Indeed, the beauty of this project is that it is independent, child-centred and community-based.
There are no hard and fast rules. Each case is dealt with differently and according to the needs of the family.
But although it can and does end up assisting entire families, Barnardos is at the end of the day a children’s charity.
The child is at the centre of everything, they are listened to and their opinion taken into account. Every child is different, and a plan is devised to come up with something that suits them.
Located in a home-like setting, the idea is that it is informal and homely.
There is a kitchen garden and playroom where staff work with children.
Whether it is through art, books or two special puppets through which the children often voice their feelings, the project workers gradually, delicately, step-by-step, day-by-day win the trust of the children and get them to open up about the trauma in their lives.
Often, it can be a parents problem that is causing the child’s upset.
“Parents are often at the end of their tether and just don’t know what else to do,” maintains Ms O’Donovan.
“Parenting is such a difficult thing – it is 24/7 for 18 years and people are expected to just know how to manage it, and if parents are trying to cope alone so much more difficult.”

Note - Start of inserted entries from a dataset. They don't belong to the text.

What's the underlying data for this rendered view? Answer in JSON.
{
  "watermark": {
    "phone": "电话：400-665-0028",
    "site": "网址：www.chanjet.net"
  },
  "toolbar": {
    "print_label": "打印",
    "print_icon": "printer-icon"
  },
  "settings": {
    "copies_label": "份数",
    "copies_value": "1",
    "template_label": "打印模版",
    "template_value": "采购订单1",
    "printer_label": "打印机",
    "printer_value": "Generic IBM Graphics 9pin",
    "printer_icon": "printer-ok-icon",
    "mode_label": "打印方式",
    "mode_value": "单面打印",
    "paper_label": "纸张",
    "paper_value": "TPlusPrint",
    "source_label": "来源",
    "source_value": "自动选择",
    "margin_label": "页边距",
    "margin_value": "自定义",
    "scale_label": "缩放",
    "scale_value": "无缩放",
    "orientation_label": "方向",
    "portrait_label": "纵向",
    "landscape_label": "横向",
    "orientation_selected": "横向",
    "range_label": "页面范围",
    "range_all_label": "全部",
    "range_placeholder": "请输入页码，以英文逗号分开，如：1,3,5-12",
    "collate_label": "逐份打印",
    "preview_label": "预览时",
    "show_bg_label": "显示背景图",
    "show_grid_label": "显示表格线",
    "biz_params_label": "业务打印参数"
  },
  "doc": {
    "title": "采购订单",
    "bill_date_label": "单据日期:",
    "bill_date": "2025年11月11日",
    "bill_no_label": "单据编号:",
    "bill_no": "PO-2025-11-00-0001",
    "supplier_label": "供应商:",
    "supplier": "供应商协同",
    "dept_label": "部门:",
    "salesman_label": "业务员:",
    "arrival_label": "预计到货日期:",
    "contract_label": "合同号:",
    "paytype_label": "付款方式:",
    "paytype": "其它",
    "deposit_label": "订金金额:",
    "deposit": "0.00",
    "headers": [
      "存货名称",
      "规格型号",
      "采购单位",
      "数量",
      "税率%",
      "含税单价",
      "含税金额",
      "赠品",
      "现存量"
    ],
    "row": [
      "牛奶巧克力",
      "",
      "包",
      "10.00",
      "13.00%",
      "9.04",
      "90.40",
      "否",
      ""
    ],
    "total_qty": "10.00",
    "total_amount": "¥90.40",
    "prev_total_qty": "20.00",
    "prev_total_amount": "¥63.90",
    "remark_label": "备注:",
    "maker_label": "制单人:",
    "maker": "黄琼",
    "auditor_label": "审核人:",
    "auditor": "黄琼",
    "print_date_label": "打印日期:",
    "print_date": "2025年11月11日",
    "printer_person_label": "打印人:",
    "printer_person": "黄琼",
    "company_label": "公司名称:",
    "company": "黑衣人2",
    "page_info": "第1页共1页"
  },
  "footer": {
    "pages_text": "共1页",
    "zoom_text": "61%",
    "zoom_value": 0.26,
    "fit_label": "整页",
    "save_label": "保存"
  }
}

Addiction is often an issue too.
“If we come across it we would work with the person to help them realise how it is affecting the family and children and try and get them the help they need. If we come across someone who has a problem we can’t deal with we do try and refer them on,” she says, while acknowledging that social services across the board are under serious pressure.
But while any family can experience crisis, Ms O’Donovan says, the key is to focus on the positives to be found in every family.
“We show families that even when things are really bad there is always something to salvage.
“People always have the potential to change.”
Indeed 10-year-old Paula is proof of this.
She comes singing into the centre now, her mother says, and is unrecognisable from the angry girl that six months ago was so hurt and sad.
“I could not get through to her, she blamed me for everything. She came home one day and said ‘Mammy I have to put all my problems into a stone’. She has her own file, and I can only look at it with her permission. Now she is so confident, there is an improvement in her every week. I really don’t know what I would do without this place.”